The country’s government, led by Gustavo Petro, has a comprehensive decarbonization plan that would involve reducing oil and gas production, but it seems not just yet.
“I think we will do more than the planned 10, I think it could be 20% to 40% more than that figure,” Ecopetrol’s Guzman said, adding that “It’s going really well to meet our goal, which is between 740,000 barrels and 750,000 barrels. We’ve had some difficulties in the area that have limited production, but we have mostly overcome and shown the potential.”
The company booked record production rate for the first half of the year, at 751,000 barrels daily, already above its target for the full year. The company earlier this year confirmed the commercial viability of a 2018 discovery that could further boost output but this would go against President Petro’s transition plans.

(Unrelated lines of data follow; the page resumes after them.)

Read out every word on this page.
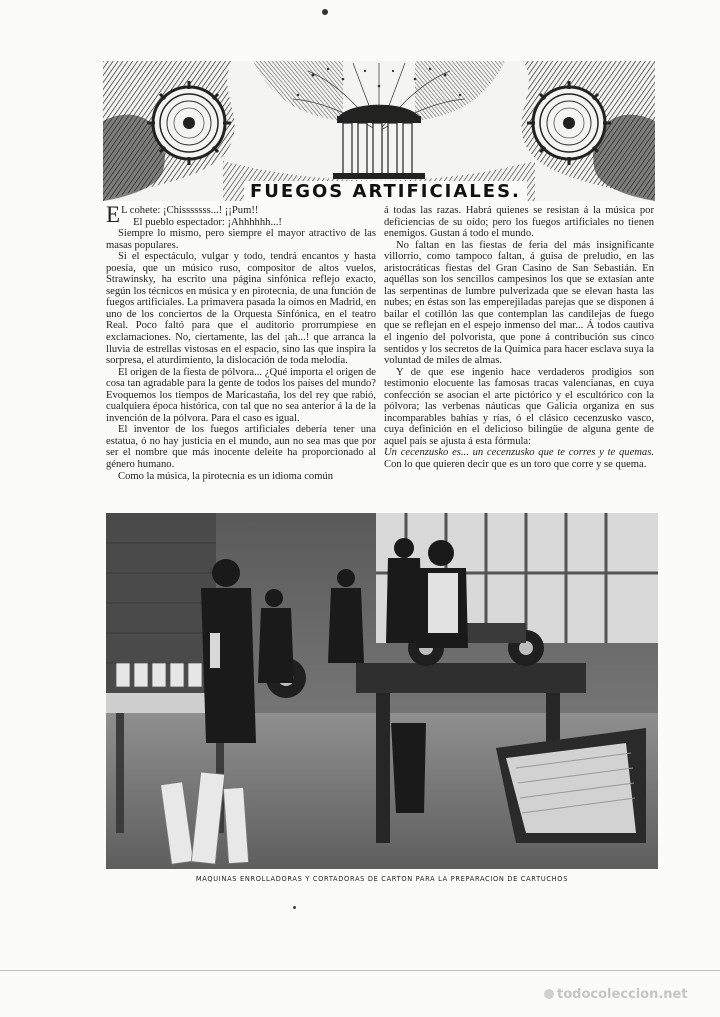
FUEGOS ARTIFICIALES.

E L cohete: ¡Chisssssss...! ¡¡Pum!!

El pueblo espectador: ¡Ahhhhhh...!

Siempre lo mismo, pero siempre el mayor atractivo de las masas populares.

Si el espectáculo, vulgar y todo, tendrá encantos y hasta poesía, que un músico ruso, compositor de altos vuelos, Strawinsky, ha escrito una página sinfónica reflejo exacto, según los técnicos en música y en pirotecnia, de una función de fuegos artificiales. La primavera pasada la oímos en Madrid, en uno de los conciertos de la Orquesta Sinfónica, en el teatro Real. Poco faltó para que el auditorio prorrumpiese en exclamaciones. No, ciertamente, las del ¡ah...! que arranca la lluvia de estrellas vistosas en el espacio, sino las que inspira la sorpresa, el aturdimiento, la dislocación de toda melodía.

El origen de la fiesta de pólvora... ¿Qué importa el origen de cosa tan agradable para la gente de todos los países del mundo? Evoquemos los tiempos de Maricastaña, los del rey que rabió, cualquiera época histórica, con tal que no sea anterior á la de la invención de la pólvora. Para el caso es igual.

El inventor de los fuegos artificiales debería tener una estatua, ó no hay justicia en el mundo, aun no sea mas que por ser el nombre que más inocente deleite ha proporcionado al género humano.

Como la música, la pirotecnia es un idioma común

á todas las razas. Habrá quienes se resistan á la música por deficiencias de su oído; pero los fuegos artificiales no tienen enemigos. Gustan á todo el mundo.

No faltan en las fiestas de feria del más insignificante villorrio, como tampoco faltan, á guisa de preludio, en las aristocráticas fiestas del Gran Casino de San Sebastián. En aquéllas son los sencillos campesinos los que se extasían ante las serpentinas de lumbre pulverizada que se elevan hasta las nubes; en éstas son las emperejiladas parejas que se disponen á bailar el cotillón las que contemplan las candilejas de fuego que se reflejan en el espejo inmenso del mar... Á todos cautiva el ingenio del polvorista, que pone á contribución sus cinco sentidos y los secretos de la Química para hacer esclava suya la voluntad de miles de almas.

Y de que ese ingenio hace verdaderos prodigios son testimonio elocuente las famosas tracas valencianas, en cuya confección se asocian el arte pictórico y el escultórico con la pólvora; las verbenas náuticas que Galicia organiza en sus incomparables bahías y rías, ó el clásico cecenzusko vasco, cuya definición en el delicioso bilingüe de alguna gente de aquel país se ajusta á esta fórmula:

Un cecenzusko es... un cecenzusko que te corres y te quemas. Con lo que quieren decir que es un toro que corre y se quema.

MAQUINAS ENROLLADORAS Y CORTADORAS DE CARTON PARA LA PREPARACION DE CARTUCHOS
todocoleccion.net
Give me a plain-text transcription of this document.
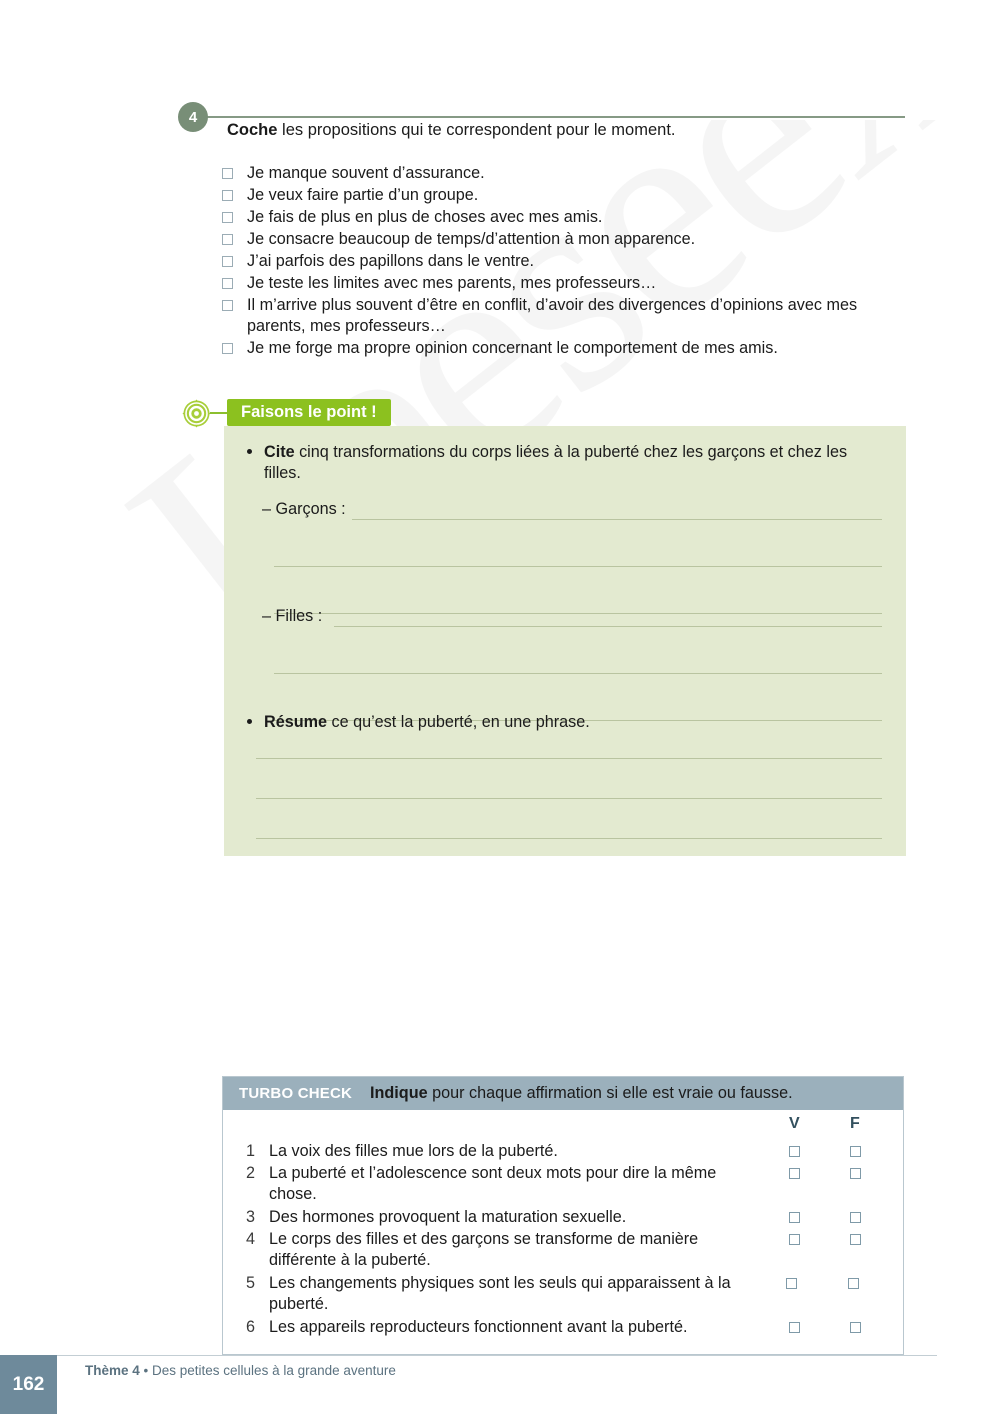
4
Coche les propositions qui te correspondent pour le moment.
Je manque souvent d’assurance.
Je veux faire partie d’un groupe.
Je fais de plus en plus de choses avec mes amis.
Je consacre beaucoup de temps/d’attention à mon apparence.
J’ai parfois des papillons dans le ventre.
Je teste les limites avec mes parents, mes professeurs…
Il m’arrive plus souvent d’être en conflit, d’avoir des divergences d’opinions avec mes parents, mes professeurs…
Je me forge ma propre opinion concernant le comportement de mes amis.
Faisons le point !
Cite cinq transformations du corps liées à la puberté chez les garçons et chez les filles.
– Garçons :
– Filles :
Résume ce qu’est la puberté, en une phrase.
TURBO CHECK	Indique pour chaque affirmation si elle est vraie ou fausse.
V	F
1 La voix des filles mue lors de la puberté.
2 La puberté et l’adolescence sont deux mots pour dire la même chose.
3 Des hormones provoquent la maturation sexuelle.
4 Le corps des filles et des garçons se transforme de manière différente à la puberté.
5 Les changements physiques sont les seuls qui apparaissent à la puberté.
6 Les appareils reproducteurs fonctionnent avant la puberté.
162
Thème 4 • Des petites cellules à la grande aventure
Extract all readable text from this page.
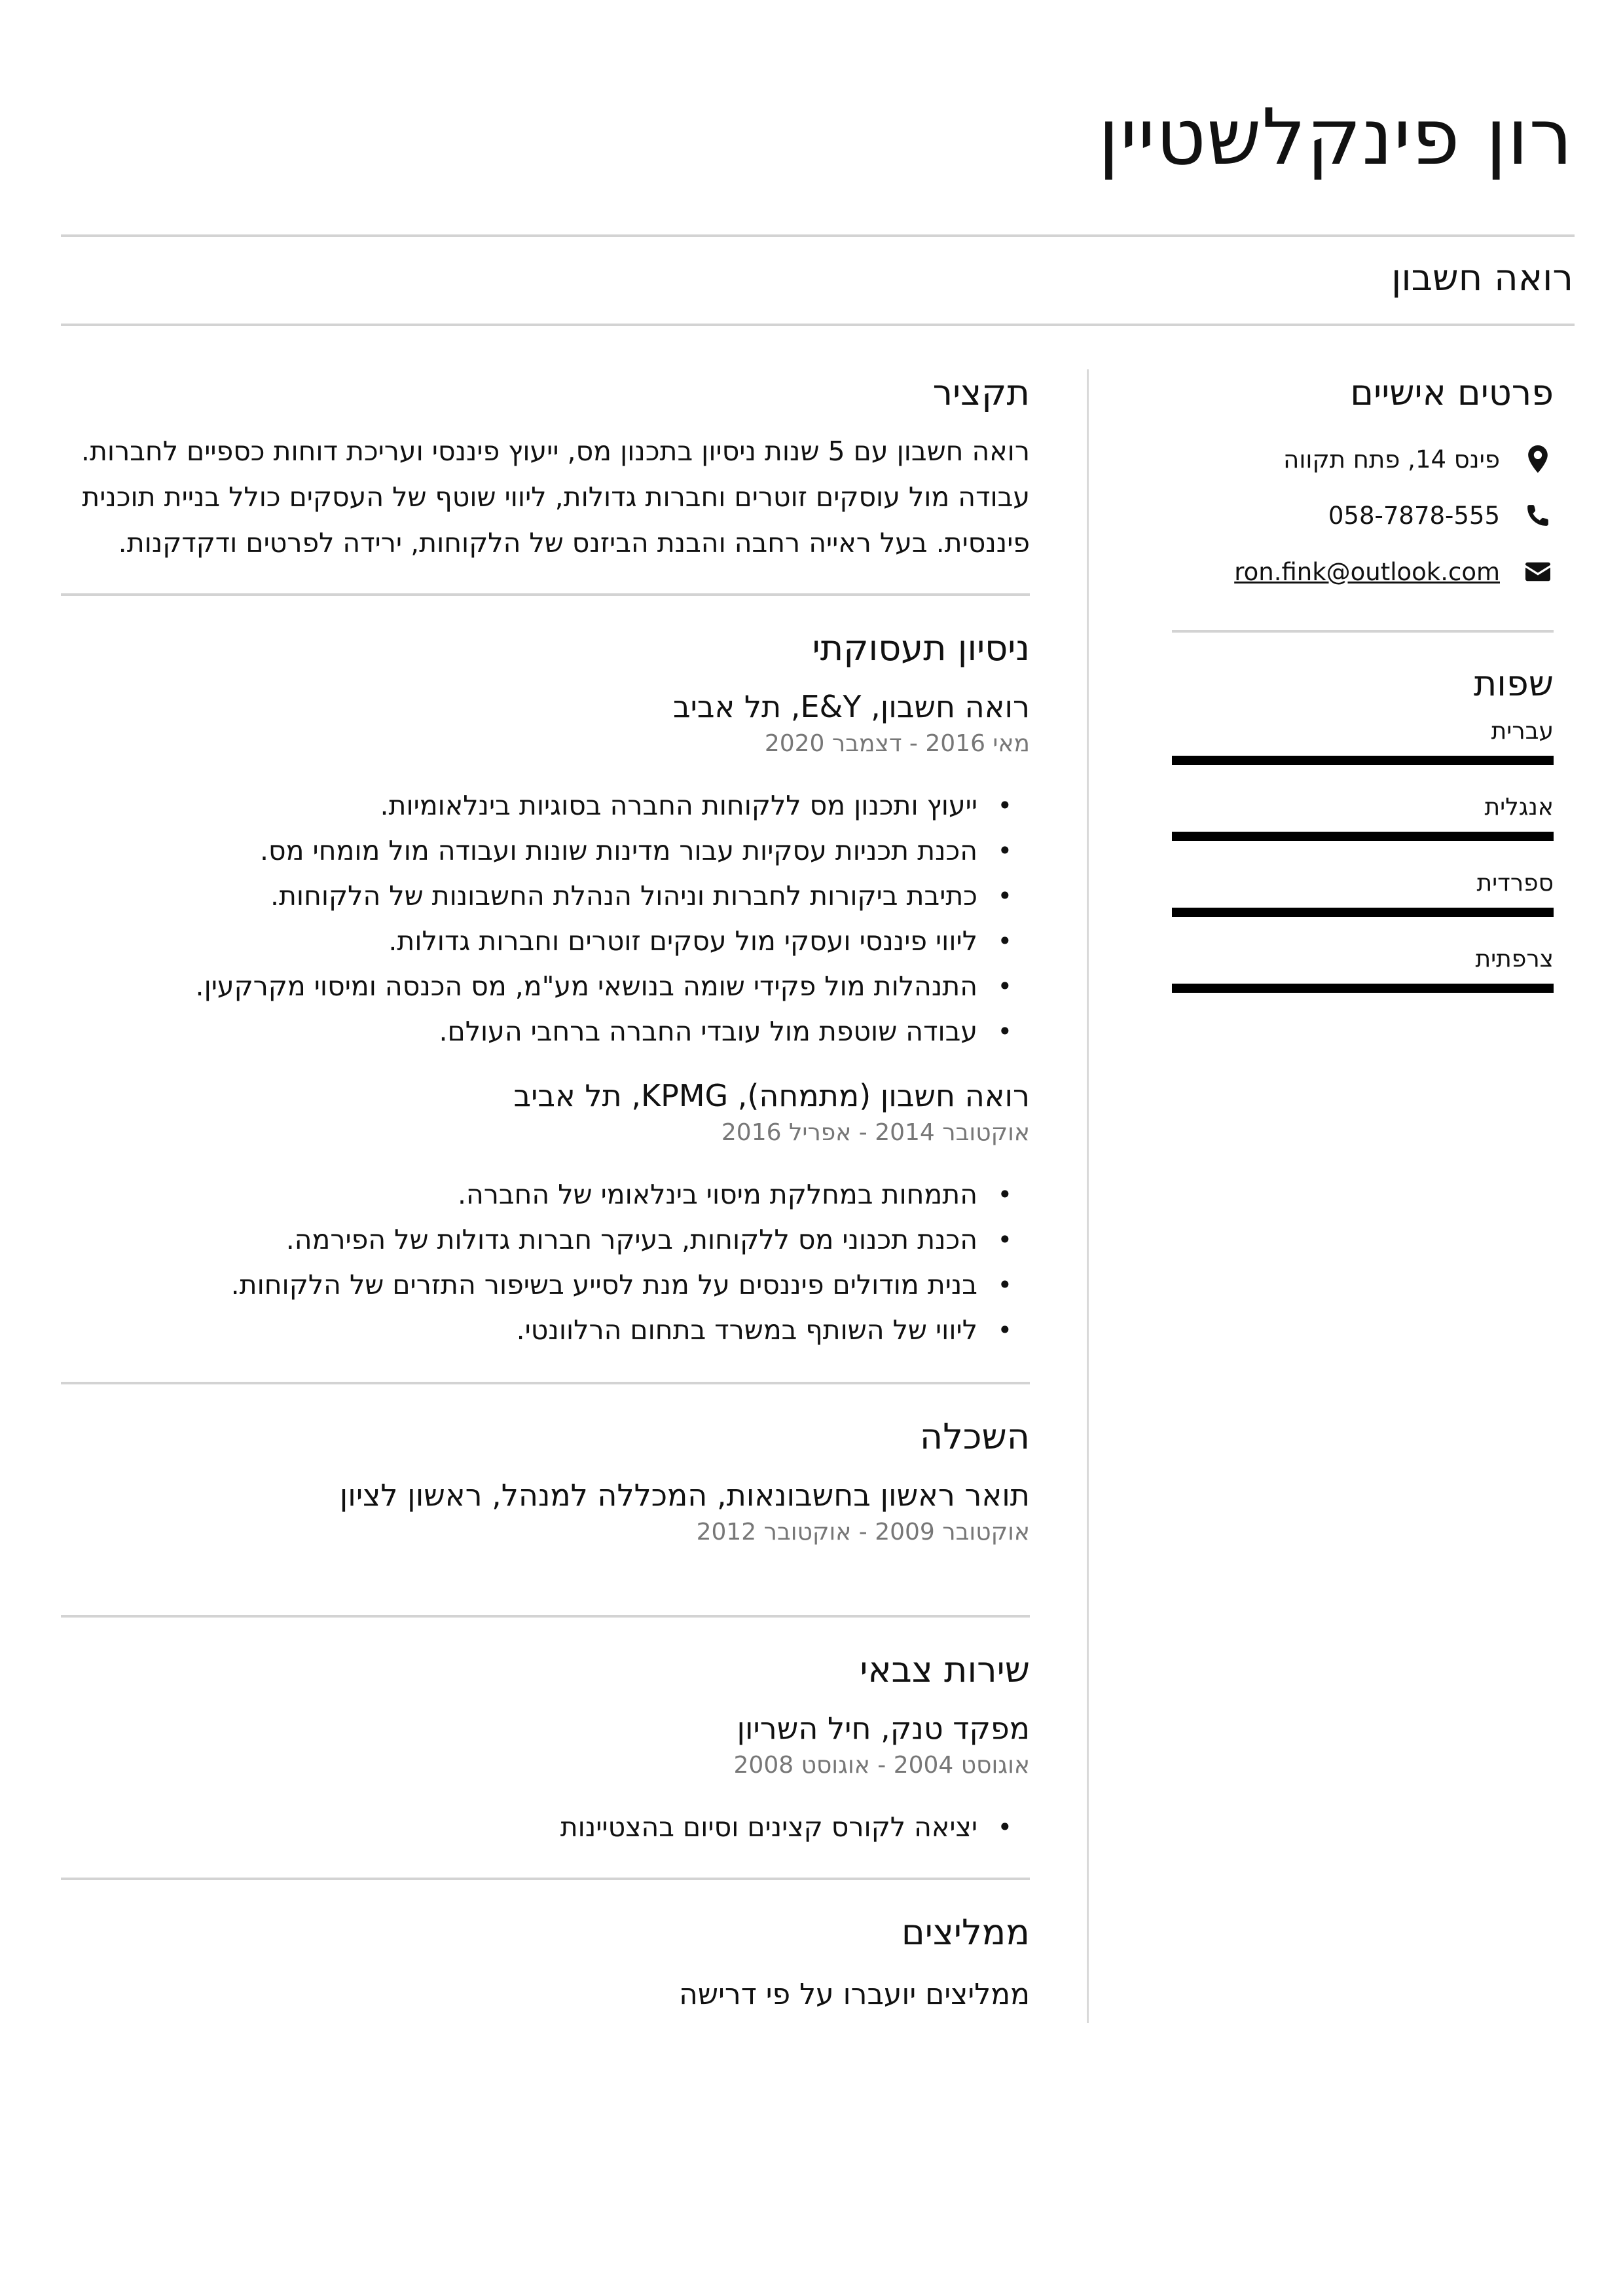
רון פינקלשטיין
רואה חשבון
פרטים אישיים
פינס 14, פתח תקווה
058-7878-555
ron.fink@outlook.com
שפות
עברית
אנגלית
ספרדית
צרפתית
תקציר
רואה חשבון עם 5 שנות ניסיון בתכנון מס, ייעוץ פיננסי ועריכת דוחות כספיים לחברות. עבודה מול עוסקים זוטרים וחברות גדולות, ליווי שוטף של העסקים כולל בניית תוכנית פיננסית. בעל ראייה רחבה והבנת הביזנס של הלקוחות, ירידה לפרטים ודקדקנות.
ניסיון תעסוקתי
רואה חשבון, E&Y, תל אביב
מאי 2016 - דצמבר 2020
• ייעוץ ותכנון מס ללקוחות החברה בסוגיות בינלאומיות.
• הכנת תכניות עסקיות עבור מדינות שונות ועבודה מול מומחי מס.
• כתיבת ביקורות לחברות וניהול הנהלת החשבונות של הלקוחות.
• ליווי פיננסי ועסקי מול עסקים זוטרים וחברות גדולות.
• התנהלות מול פקידי שומה בנושאי מע"מ, מס הכנסה ומיסוי מקרקעין.
• עבודה שוטפת מול עובדי החברה ברחבי העולם.
רואה חשבון (מתמחה), KPMG, תל אביב
אוקטובר 2014 - אפריל 2016
• התמחות במחלקת מיסוי בינלאומי של החברה.
• הכנת תכנוני מס ללקוחות, בעיקר חברות גדולות של הפירמה.
• בנית מודולים פיננסים על מנת לסייע בשיפור התזרים של הלקוחות.
• ליווי של השותף במשרד בתחום הרלוונטי.
השכלה
תואר ראשון בחשבונאות, המכללה למנהל, ראשון לציון
אוקטובר 2009 - אוקטובר 2012
שירות צבאי
מפקד טנק, חיל השריון
אוגוסט 2004 - אוגוסט 2008
• יציאה לקורס קצינים וסיום בהצטיינות
ממליצים
ממליצים יועברו על פי דרישה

He has already taken steps to secure those plans by halting the issuance of new exploration licenses in Colombia.
Back in 2022, when he came to power, Gustavo Petro pledged to shift Colombia’s economy away from oil, coal, and gas, in favour of lower-carbon energy alternatives. At last year’s COP28, Petro became the first leader of a large energy producer to vow to phase out hydrocarbons, endorsing a call for something called a Fossil Fuel Non-Proliferation Treaty.
The state oil company, meanwhile, is seeking partners for the development of five fields, Guzman told Reuters, adding the development would be done under production-sharing agreements that the Gustavo government appears to have nothing against.
“We have had multiple offers, there is interest in companies with these schemes. It’s a way to rehabilitate and re-develop some fields that we have,” the executive said.